All three made their remarks two days after they were among council members who voted in favor of overriding Mayor Eric Adams’ veto of the new law requiring additional reporting from police on lower level investigations. Adams has argued that the additional paperwork will tie up officers and keep them from efficiently maintaining public safety. Supporters insist the additional reporting is needed to improve transparency at the NYPD, given its disproportionately high rate of stopping Black and brown people.
Bottcher, Brewer and Powers were among the 42 council members who voted in favor of overriding Adams’ veto. Nine – all members of the Common Sense Caucus – were against.
Bottcher flipped on his original vote against approving the new law.
“When the bill was voted on initially, I had a lot of concerns that were not resolved by the time of the votes,” he said. “I feel better about it now than I did then. But it is true that police officers have a lot of forms and reports and paperwork.” He urged against making the implementation of the new law “overly burdensome” and noted that officers already have to fill out “multiple forms.” “They have to write out things by hand and type them up when they get back to the station house.
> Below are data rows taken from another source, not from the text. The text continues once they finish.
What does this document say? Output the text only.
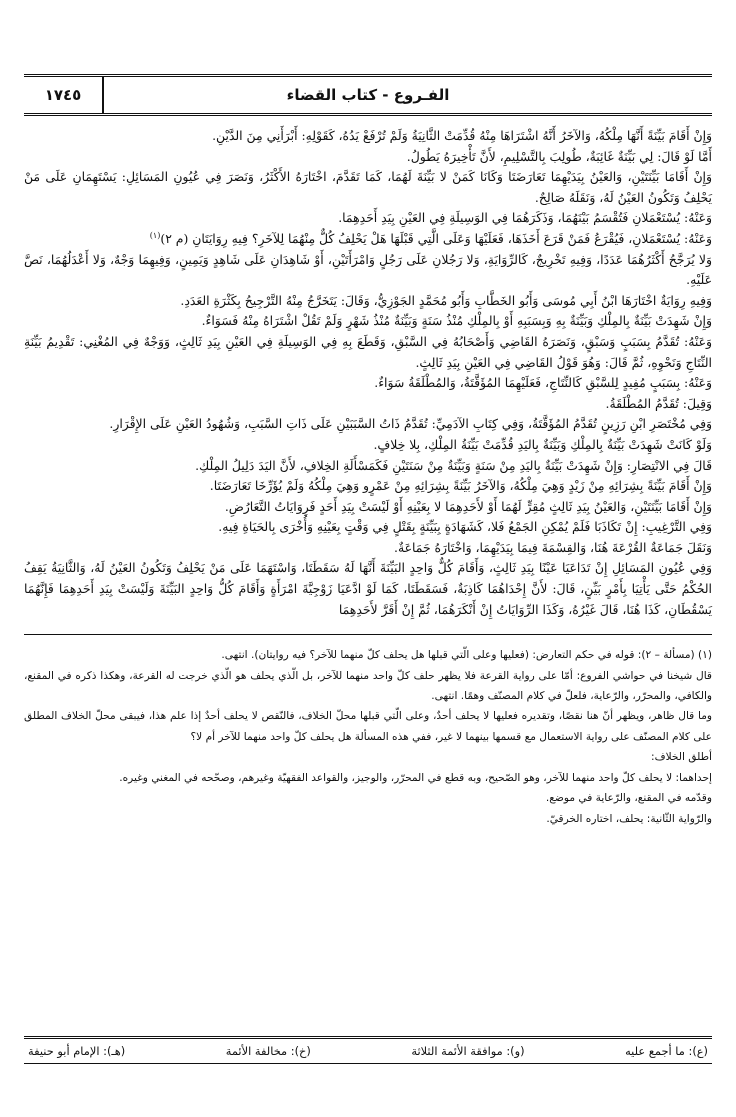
الفـروع - كتاب القضاء
١٧٤٥

وَإِنْ أَقَامَ بَيِّنَةً أَنَّهَا مِلْكُهُ، وَالآخَرُ أَنَّهُ اشْتَرَاهَا مِنْهُ قُدِّمَتْ الثَّانِيَةُ وَلَمْ تُرْفَعْ يَدُهُ، كَقَوْلِهِ: أَبْرَأَنِي مِنَ الدَّيْنِ.

أَمَّا لَوْ قَالَ: لِي بَيِّنَةٌ غَائِبَةٌ، طُولِبَ بِالتَّسْلِيمِ، لأَنَّ تَأْخِيرَهُ يَطُولُ.

وَإِنْ أَقَامَا بَيِّنَتَيْنِ، وَالعَيْنُ بِيَدَيْهِمَا تَعَارَضَتَا وَكَانَا كَمَنْ لا بَيِّنَةَ لَهُمَا، كَمَا تَقَدَّمَ، اخْتَارَهُ الأَكْثَرُ، وَنَصَرَ فِي عُيُونِ المَسَائِلِ: يَسْتَهِمَانِ عَلَى مَنْ يَحْلِفُ وَتَكُونُ العَيْنُ لَهُ، وَنَقَلَهُ صَالِحٌ.

وَعَنْهُ: يُسْتَعْمَلانِ فَتُقْسَمُ بَيْنَهُمَا، وَذَكَرَهُمَا فِي الوَسِيلَةِ فِي العَيْنِ بِيَدِ أَحَدِهِمَا.

وَعَنْهُ: يُسْتَعْمَلانِ، فَيُقْرَعُ فَمَنْ قَرَعَ أَخَذَهَا، فَعَلَيْهَا وَعَلَى الَّتِي قَبْلَهَا هَلْ يَحْلِفُ كُلٌّ مِنْهُمَا لِلآخَرِ؟ فِيهِ رِوَايَتَانِ (م ٢)$^{(١)}$

وَلا يُرَجَّحُ أَكْثَرُهُمَا عَدَدًا، وَفِيهِ تَخْرِيجٌ، كَالرِّوَايَةِ، وَلا رَجُلانِ عَلَى رَجُلٍ وَامْرَأَتَيْنِ، أَوْ شَاهِدَانِ عَلَى شَاهِدٍ وَيَمِينٍ، وَفِيهِمَا وَجْهٌ، وَلا أَعْدَلُهُمَا، نَصَّ عَلَيْهِ.

وَفِيهِ رِوَايَةٌ اخْتَارَهَا ابْنُ أَبِي مُوسَى وَأَبُو الخَطَّابِ وَأَبُو مُحَمَّدٍ الجَوْزِيُّ، وَقَالَ: يَتَخَرَّجُ مِنْهُ التَّرْجِيحُ بِكَثْرَةِ العَدَدِ.

وَإِنْ شَهِدَتْ بَيِّنَةٌ بِالمِلْكِ وَبَيِّنَةٌ بِهِ وَبِسَبَبِهِ أَوْ بِالمِلْكِ مُنْذُ سَنَةٍ وَبَيِّنَةٌ مُنْذُ شَهْرٍ وَلَمْ تَقُلْ اشْتَرَاهُ مِنْهُ فَسَوَاءٌ.

وَعَنْهُ: تُقَدَّمُ بِسَبَبٍ وَسَبْقٍ، وَنَصَرَهُ القَاضِي وَأَصْحَابُهُ فِي السَّبْقِ، وَقَطَعَ بِهِ فِي الوَسِيلَةِ فِي العَيْنِ بِيَدِ ثَالِثٍ، وَوَجْهٌ فِي المُغْنِي: تَقْدِيمُ بَيِّنَةِ النِّتَاجِ وَنَحْوِهِ، ثُمَّ قَالَ: وَهُوَ قَوْلُ القَاضِي فِي العَيْنِ بِيَدِ ثَالِثٍ.

وَعَنْهُ: بِسَبَبٍ مُفِيدٍ لِلسَّبْقِ كَالنِّتَاجِ، فَعَلَيْهِمَا المُؤَقَّتَةُ، وَالمُطْلَقَةُ سَوَاءٌ.

وَقِيلَ: تُقَدَّمُ المُطْلَقَةُ.

وَفِي مُخْتَصَرِ ابْنِ رَزِينٍ تُقَدَّمُ المُؤَقَّتَةُ، وَفِي كِتَابِ الآدَمِيِّ: تُقَدَّمُ ذَاتُ السَّبَبَيْنِ عَلَى ذَاتِ السَّبَبِ، وَشُهُودُ العَيْنِ عَلَى الإِقْرَارِ.

وَلَوْ كَانَتْ شَهِدَتْ بَيِّنَةٌ بِالمِلْكِ وَبَيِّنَةٌ بِاليَدِ قُدِّمَتْ بَيِّنَةُ المِلْكِ، بِلا خِلافٍ.

قَالَ فِي الانْتِصَارِ: وَإِنْ شَهِدَتْ بَيِّنَةٌ بِاليَدِ مِنْ سَنَةٍ وَبَيِّنَةٌ مِنْ سَنَتَيْنِ فَكَمَسْأَلَةِ الخِلافِ، لأَنَّ اليَدَ دَلِيلُ المِلْكِ.

وَإِنْ أَقَامَ بَيِّنَةً بِشِرَائِهِ مِنْ زَيْدٍ وَهِيَ مِلْكُهُ، وَالآخَرُ بَيِّنَةً بِشِرَائِهِ مِنْ عَمْرٍو وَهِيَ مِلْكُهُ وَلَمْ يُؤَرِّخَا تَعَارَضَتَا.

وَإِنْ أَقَامَا بَيِّنَتَيْنِ، وَالعَيْنُ بِيَدِ ثَالِثٍ مُقِرٍّ لَهُمَا أَوْ لأَحَدِهِمَا لا بِعَيْنِهِ أَوْ لَيْسَتْ بِيَدِ أَحَدٍ فَرِوَايَاتُ التَّعَارُضِ.

وَفِي التَّرْغِيبِ: إِنْ تَكَاذَبَا فَلَمْ يُمْكِنِ الجَمْعُ فَلا، كَشَهَادَةٍ بِبَيِّنَةٍ بِقَتْلٍ فِي وَقْتٍ بِعَيْنِهِ وَأُخْرَى بِالحَيَاةِ فِيهِ.

وَنَقَلَ جَمَاعَةٌ القُرْعَةَ هُنَا، وَالقِسْمَةَ فِيمَا بِيَدَيْهِمَا، وَاخْتَارَهُ جَمَاعَةٌ.

وَفِي عُيُونِ المَسَائِلِ إِنْ تَدَاعَيَا عَيْنًا بِيَدِ ثَالِثٍ، وَأَقَامَ كُلٌّ وَاحِدٍ البَيِّنَةَ أَنَّهَا لَهُ سَقَطَتَا، وَاسْتَهَمَا عَلَى مَنْ يَحْلِفُ وَتَكُونُ العَيْنُ لَهُ، وَالثَّانِيَةُ يَقِفُ الحُكْمُ حَتَّى يَأْتِيَا بِأَمْرٍ بَيِّنٍ، قَالَ: لأَنَّ إِحْدَاهُمَا كَاذِبَةٌ، فَسَقَطَتَا، كَمَا لَوْ ادَّعَيَا زَوْجِيَّةَ امْرَأَةٍ وَأَقَامَ كُلُّ وَاحِدٍ البَيِّنَةَ وَلَيْسَتْ بِيَدِ أَحَدِهِمَا فَإِنَّهُمَا يَسْقُطَانِ، كَذَا هُنَا، قَالَ غَيْرُهُ، وَكَذَا الرِّوَايَاتُ إِنْ أَنْكَرَهُمَا، ثُمَّ إِنْ أَقَرَّ لأَحَدِهِمَا

(١) (مسألة – ٢): قوله في حكم التعارض: (فعليها وعلى الّتي قبلها هل يحلف كلّ منهما للآخر؟ فيه روايتان). انتهى.

قال شيخنا في حواشي الفروع: أمّا على رواية القرعة فلا يظهر حلف كلّ واحد منهما للآخر، بل الّذي يحلف هو الّذي خرجت له القرعة، وهكذا ذكره في المقنع، والكافي، والمحرّر، والرّعاية، فلعلّ في كلام المصنّف وهمًا. انتهى.

وما قال ظاهر، ويظهر أنّ هنا نقصًا، وتقديره فعليها لا يحلف أحدٌ، وعلى الّتي قبلها محلّ الخلاف، فالنّقص لا يحلف أحدٌ إذا علم هذا، فيبقى محلّ الخلاف المطلق على كلام المصنّف على رواية الاستعمال مع قسمها بينهما لا غير، ففي هذه المسألة هل يحلف كلّ واحد منهما للآخر أم لا؟

أطلق الخلاف:

إحداهما: لا يحلف كلّ واحد منهما للآخر، وهو الصّحيح، وبه قطع في المحرّر، والوجيز، والقواعد الفقهيّة وغيرهم، وصحّحه في المغني وغيره.

وقدّمه في المقنع، والرّعاية في موضع.

والرّواية الثّانية: يحلف، اختاره الخرقيّ.

(ع): ما أجمع عليه
(و): موافقة الأئمة الثلاثة
(خ): مخالفة الأئمة
(هـ): الإمام أبو حنيفة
So we need to take a look at everything that they have to do and see how we can make it better.” He added that adding administrative duties could even hurt recruitment.
Brewer, the only council member at the event to take up Adams’ offer to go on a ride along with police last Saturday, recounted how officers on a low-level investigation of a non-fatal shooting had to approach 30 bystanders to get information. “There were 30 people who the police officers asked, ‘Did you see anything?’ And it was ‘no, no, no.’ They hadn’t seen anything,” Brewer recalled. She scoffed at the thought of the paperwork that would follow for so many stops. “You cannot handle 30 pieces of paper. That’s insane,” she told attendees. She called for the use of technology that coordinates with district attorneys to streamline police reporting.
Powers, who had voted to approve the law, said he also, like Bottcher, worried about the law’s impact on police, and agreed with Brewer for the need to improve on how officers report on their work. “The one thing that I think, given all these conversations, is how easy this could be to bring forth if (we), and the DAs and NYPD all work together.”
Manhattan Borough President Mark Levine, also participating in the interview, deferred to the council members when asked to comment on the new law. “I know they think deeply about the imperative of making our city safer, and also of ensuring that we have a fair policing and criminal justice system,” he told attendees. “It's a lot to balance, and I want to let them speak on their thinking on this bill and what it means.”